An Intelligent Person’s Guide To Atheism (Duckworth, 2001), by Daniel Harbour, has been reviewed by more than its fair share of intellectual heavyweights, so it’s time for a lighter touch. The Economist, never one to overuse the superlative, suggested that the book ‘makes what may be the most powerful case available to the widely held but strangely silent creed of atheism’. A more intriguing advocate is Rabbi Shmuley Boteach, especially for those who saw his magnificent tirade on work, life and sex during the Mobius conference. Rabbi Boteach proclaims from the dust jacket that the author is an “intellectual steam-roller” and suggests that even devout believers cannot fail to be stimulated. Even discounting Oxford loyalties, this is Songs of Praise indeed.
So what is all the fuss about? Harbour suggests a new twist to the hoary debate, by taking a step back and providing an overarching structure in which to place these issues. As humans, we constantly seek to explain things, and know that we don’t have all the answers. There are two opposing approaches – worldviews – that could be used to build the explanations that we seek. The first is based on assuming as little as possible, and rigorously testing what we discover. This bottom-up approach is called the ‘Spartan meritocracy’ – minimal assumptions, constantly tested. It is in this view that atheism sits.

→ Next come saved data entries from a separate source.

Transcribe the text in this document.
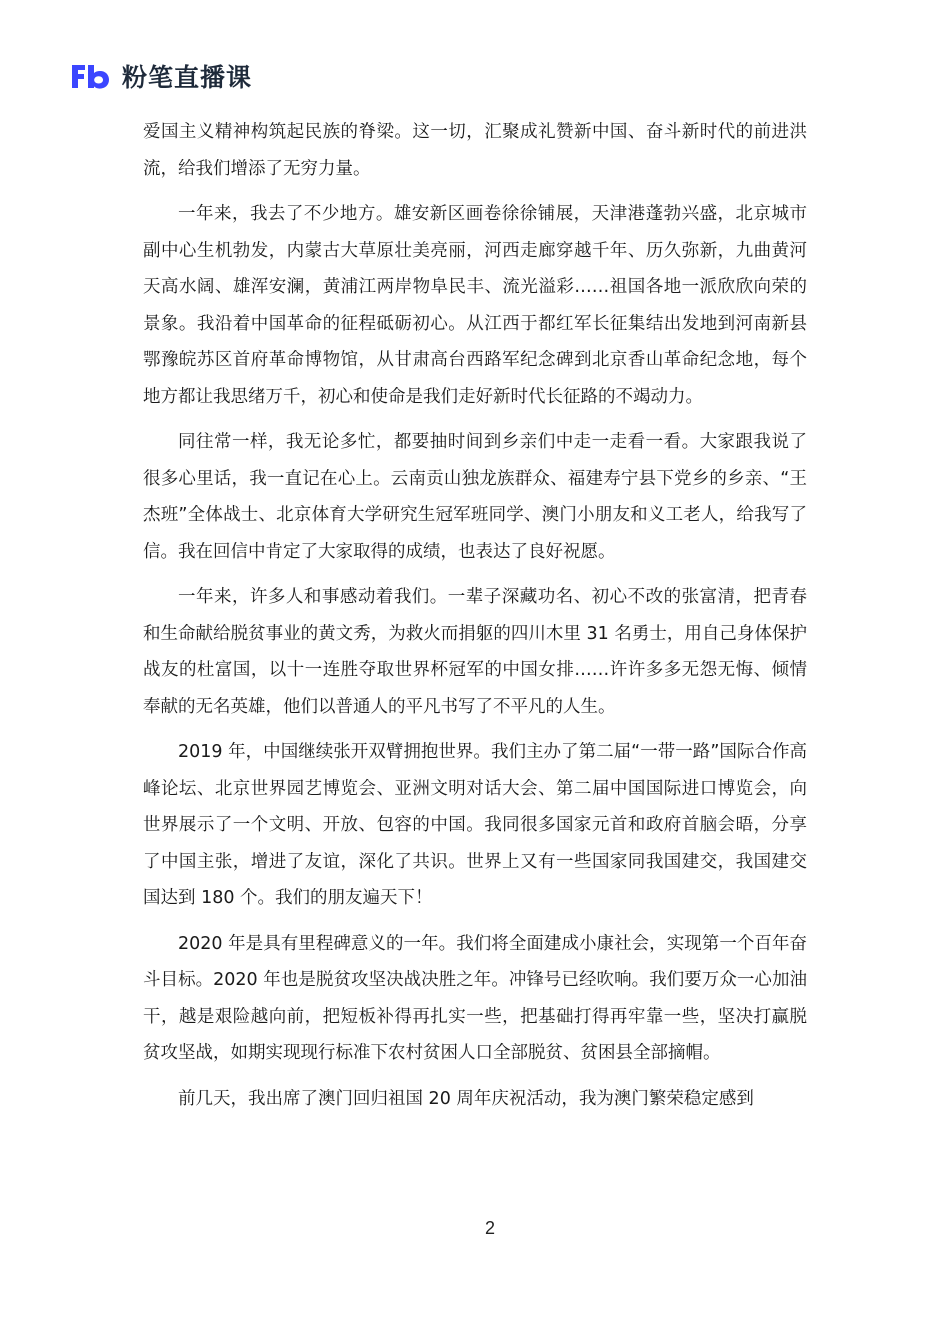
粉笔直播课

爱国主义精神构筑起民族的脊梁。这一切，汇聚成礼赞新中国、奋斗新时代的前进洪流，给我们增添了无穷力量。

一年来，我去了不少地方。雄安新区画卷徐徐铺展，天津港蓬勃兴盛，北京城市副中心生机勃发，内蒙古大草原壮美亮丽，河西走廊穿越千年、历久弥新，九曲黄河天高水阔、雄浑安澜，黄浦江两岸物阜民丰、流光溢彩……祖国各地一派欣欣向荣的景象。我沿着中国革命的征程砥砺初心。从江西于都红军长征集结出发地到河南新县鄂豫皖苏区首府革命博物馆，从甘肃高台西路军纪念碑到北京香山革命纪念地，每个地方都让我思绪万千，初心和使命是我们走好新时代长征路的不竭动力。

同往常一样，我无论多忙，都要抽时间到乡亲们中走一走看一看。大家跟我说了很多心里话，我一直记在心上。云南贡山独龙族群众、福建寿宁县下党乡的乡亲、“王杰班”全体战士、北京体育大学研究生冠军班同学、澳门小朋友和义工老人，给我写了信。我在回信中肯定了大家取得的成绩，也表达了良好祝愿。

一年来，许多人和事感动着我们。一辈子深藏功名、初心不改的张富清，把青春和生命献给脱贫事业的黄文秀，为救火而捐躯的四川木里 31 名勇士，用自己身体保护战友的杜富国，以十一连胜夺取世界杯冠军的中国女排……许许多多无怨无悔、倾情奉献的无名英雄，他们以普通人的平凡书写了不平凡的人生。

2019 年，中国继续张开双臂拥抱世界。我们主办了第二届“一带一路”国际合作高峰论坛、北京世界园艺博览会、亚洲文明对话大会、第二届中国国际进口博览会，向世界展示了一个文明、开放、包容的中国。我同很多国家元首和政府首脑会晤，分享了中国主张，增进了友谊，深化了共识。世界上又有一些国家同我国建交，我国建交国达到 180 个。我们的朋友遍天下！

2020 年是具有里程碑意义的一年。我们将全面建成小康社会，实现第一个百年奋斗目标。2020 年也是脱贫攻坚决战决胜之年。冲锋号已经吹响。我们要万众一心加油干，越是艰险越向前，把短板补得再扎实一些，把基础打得再牢靠一些，坚决打赢脱贫攻坚战，如期实现现行标准下农村贫困人口全部脱贫、贫困县全部摘帽。

前几天，我出席了澳门回归祖国 20 周年庆祝活动，我为澳门繁荣稳定感到

2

The opposite worldview is to start with a complex, richly textured view of how the world works, and declare this untouchable, protected by dictates and dogma. This he terms the Baroque monarchy. (However, as a loyal subject of Queen Liz, I would suggest that Baroque dictatorship be more appropriate). It is in this camp that we find theism. It is only the first of these two worldviews that is in any way helpful in advancing our understanding of the world. Thus, his argument goes, since atheism is associated with this worldview, it is necessarily superior to theism.
And nor does he stop there. By extension, the influence of religion on the institutions of government and the people poses serious problems. And since he has the floor, he also pokes holes in the suggestion that atheism should lead to amoral behavior. Not at all, he contends, and turns the question around to look at the influence of theists in the cases of slavery, Jewish emancipation and female suffrage.
Written over a couple of months in reaction to a friend’s repeated ‘silly questions’, the book is illegal in Pakistan and may get him arrested if he enters Egypt. Not bad for an extended essay written by someone still younger than the average HBS admit.
The book ends as it begins, in characteristically forthright style: “I can only concur with King David: ‘The fool hath said in his heart there is no God’. The intelligent person, with a wealth of reasons, would have said it out loud.”